文章がうまくなりたい人に、こっそり早道をお教えします。

早道なのですが、ちょっと時間がかかるやり方です。

やってみたら、すごく手間だった!と言う方もいるかもしれませんので、初めに断っておきます。で、もう一度書いておきますね。

そのやり方は、早道だけど、ちょっと時間はかかります。

この点をわかっていただいた方へ、話を進めていきます。

「見違えるほど文章がうまくなる」「差がつくメール文の書き方」「共感をもたれる文章とは?」とかのタイトルのスキル本、Webサイトがいろいろ出ていて、それはそれであり、だと思います(僕もそういう本を出しています)。

しかし読んだけど、なかなか上手になった実感がないなぁと思う方もいるのではないでしょうか。

なぜ、そうなってしまうのか。

それぞれのスキル本に書いてあることは間違っていません。そのノウハウを頭にしっかりインプットし、あとは実戦でアウトプットしていくだけです。ただそれだけです。ただ、何だかモヤっとして、それほど効果感を覚えないことがあるのはなぜでしょう。

それは、「頭にしっかりインプット」→「実戦でアウトプット」の間に、もう一つのプロセスを挟んでいないからです。

そのプロセスをプロセスXと呼ぶことにしましょう。

二つの実例をお話しします。

音楽バンドの話です。僕はささやかなバンド活動をしています。担当はギターとボーカルです。うまくなりたいと熱望し、腕を磨くために、昔は教則本、今はネットの教則チャネルをよくみます。tab譜と呼ばれる、ギター演奏用の楽譜を見て弾き方を学びます。何度も練習をします。

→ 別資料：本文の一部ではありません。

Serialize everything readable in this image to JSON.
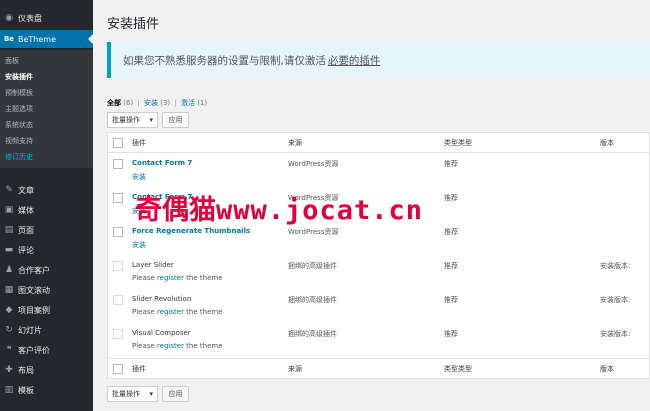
{
  "sidebar": {
    "top_items": [
      {
        "icon": "dashboard-icon",
        "glyph": "◉",
        "label": "仪表盘"
      },
      {
        "icon": "betheme-icon",
        "glyph": "Be",
        "label": "BeTheme",
        "active": true
      }
    ],
    "submenu": [
      "面板",
      "安装插件",
      "预制模板",
      "主题选项",
      "系统状态",
      "视频支持",
      "修订历史"
    ],
    "items": [
      {
        "icon": "pin-icon",
        "glyph": "✎",
        "label": "文章"
      },
      {
        "icon": "media-icon",
        "glyph": "▣",
        "label": "媒体"
      },
      {
        "icon": "page-icon",
        "glyph": "▤",
        "label": "页面"
      },
      {
        "icon": "comment-icon",
        "glyph": "▬",
        "label": "评论"
      },
      {
        "icon": "client-icon",
        "glyph": "♟",
        "label": "合作客户"
      },
      {
        "icon": "slider-icon",
        "glyph": "▦",
        "label": "图文滚动"
      },
      {
        "icon": "portfolio-icon",
        "glyph": "◆",
        "label": "项目案例"
      },
      {
        "icon": "slideshow-icon",
        "glyph": "↻",
        "label": "幻灯片"
      },
      {
        "icon": "testimonial-icon",
        "glyph": "❝",
        "label": "客户评价"
      },
      {
        "icon": "layout-icon",
        "glyph": "✚",
        "label": "布局"
      },
      {
        "icon": "template-icon",
        "glyph": "▥",
        "label": "模板"
      }
    ]
  },
  "page": {
    "title": "安装插件",
    "notice_text": "如果您不熟悉服务器的设置与限制,请仅激活",
    "notice_link": "必要的插件",
    "filters": {
      "all": "全部",
      "all_count": "(6)",
      "install": "安装",
      "install_count": "(3)",
      "activate": "激活",
      "activate_count": "(1)",
      "sep": "|"
    },
    "bulk_select": "批量操作",
    "apply_button": "应用",
    "columns": {
      "plugin": "插件",
      "source": "来源",
      "type": "类型类型",
      "version": "版本"
    }
  },
  "plugins": [
    {
      "name": "Contact Form 7",
      "action": "安装",
      "source": "WordPress资源",
      "type": "推荐",
      "version": ""
    },
    {
      "name": "Contact Form 7",
      "action": "安装",
      "source": "WordPress资源",
      "type": "推荐",
      "version": ""
    },
    {
      "name": "Force Regenerate Thumbnails",
      "action": "安装",
      "source": "WordPress资源",
      "type": "推荐",
      "version": ""
    },
    {
      "name": "Layer Slider",
      "note_pre": "Please ",
      "note_link": "register",
      "note_post": " the theme",
      "source": "捆绑的高级插件",
      "type": "推荐",
      "version": "安装版本:"
    },
    {
      "name": "Slider Revolution",
      "note_pre": "Please ",
      "note_link": "register",
      "note_post": " the theme",
      "source": "捆绑的高级插件",
      "type": "推荐",
      "version": "安装版本:"
    },
    {
      "name": "Visual Composer",
      "note_pre": "Please ",
      "note_link": "register",
      "note_post": " the theme",
      "source": "捆绑的高级插件",
      "type": "推荐",
      "version": "安装版本:"
    }
  ],
  "watermark": {
    "cn": "奇偶猫",
    "url": "www.jocat.cn"
  },
  "colors": {
    "sidebar_bg": "#23282d",
    "submenu_bg": "#32373c",
    "accent": "#0073aa",
    "watermark": "#e0003c",
    "notice_border": "#00a0d2"
  }
}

しかし実戦で(バンドで)やってみると、テンポがずれたり、他の人と合わなかったり、ミストーンをしてしまいます。つまり教科書の演奏と実際のバンドの演奏とはまるで違うものなのです。レイヤーが違うのです。

では、いちばん上手になる早道は何か。

それは好きなバンドの名曲をコピーすることです。コピーは大変です。自由に弾けませんから。オリジナルを再現する努力を最大限しないといけませんから。リズム、コード、ハーモニー、すべてを耳を澄まし忠実に再現していきます。ビートルズで言えば、僕はジョージ・ハリソンか、ジョン・レノンになって繰り返しプレイし、バンドのメンバーと音を合わせていきます。するとジョンやジョージが憑依してくるのです。あの天才的なプレイヤーの感覚がじぶんの体の隅々まで染み通り、リアルな力として定着していきます。これこそが、プロセスXです。

もう一つの例です。

コピーライティングの世界に「写経」と呼ばれる訓練法があります。博報堂や電通のコピーライターは、初心の段階でこのプロセスを踏みます。どうするかというと、有名な優れたキャッチコピーを、そのままじぶんで書き写すのです。「、」「。」や漢字などを一切のいい加減さを排して、オリジナルに忠実に書きます。TCCコピー年鑑という、広告作品とりわけキャッチコピーに秀でた作品を多く掲載した分厚い本のなかから、じぶんが好きなコピーを拾い上げ、書き写していきます。20年分くらいは見ていきます。ボディコピーまで書き写すとさらに多大な効果があります。

そして憑依させていきます。
何を? それは優れた書き手の感覚を! です。

人間読むだけでは、覚えるだけなのです。「読む」が→「書ける」になるには一手間必要なのです。コピーライティングの場合で言えば、「写経」。それがプロセスXです。

僕は非常勤講師として、文教大学でコピーライティングという授業をやっています。その授業は、演習が主体です。授業中、書き方のスキル/コツを説明したら、必ず全員に書いてもらいます。毎回毎回、実戦と変わらないテーマを課題にし、書いてもらいます。そして書いたものを丁寧に僕は個人個人にフィードバックします。

人間は、頭で理解したつもりになっても何もわかってはいません。学生は初め、戸惑いながら書いていますが、授業が最終盤になってくると、素晴らしいキャッチコピーを書く学生が多数生まれてきます。その成長の加速度は想像以上のもので、毎年、僕も深く感動しますし、学生たちにも大きな喜びをもたらします。全15回各90分の授業のうち、80%は実際に書くことに費やします。そうやって確実にコピーライティングの感覚が頭だけでなく心と体に染み渡っていきます。

3ラ塾も講座中にいくつかの演習を組み込み、個々人にフィードバックする方法で、プロセスXを叶えようとしています。

時間をかけて体と心に染み込ませるプロセスを作ることで、学んだこと・読んだこと・覚えたことが、「実感できる効果」として自らのうちに表現されていくのです。


丸谷才一さんの「文章読本」のなかに、いい文章を書くためにはどうしたらいいかの一節があります。書き写しておきます。

われわれは直接、古今の名文に当たつて、自分で感じ、味わひ、その感覚を体で覚えなければならない。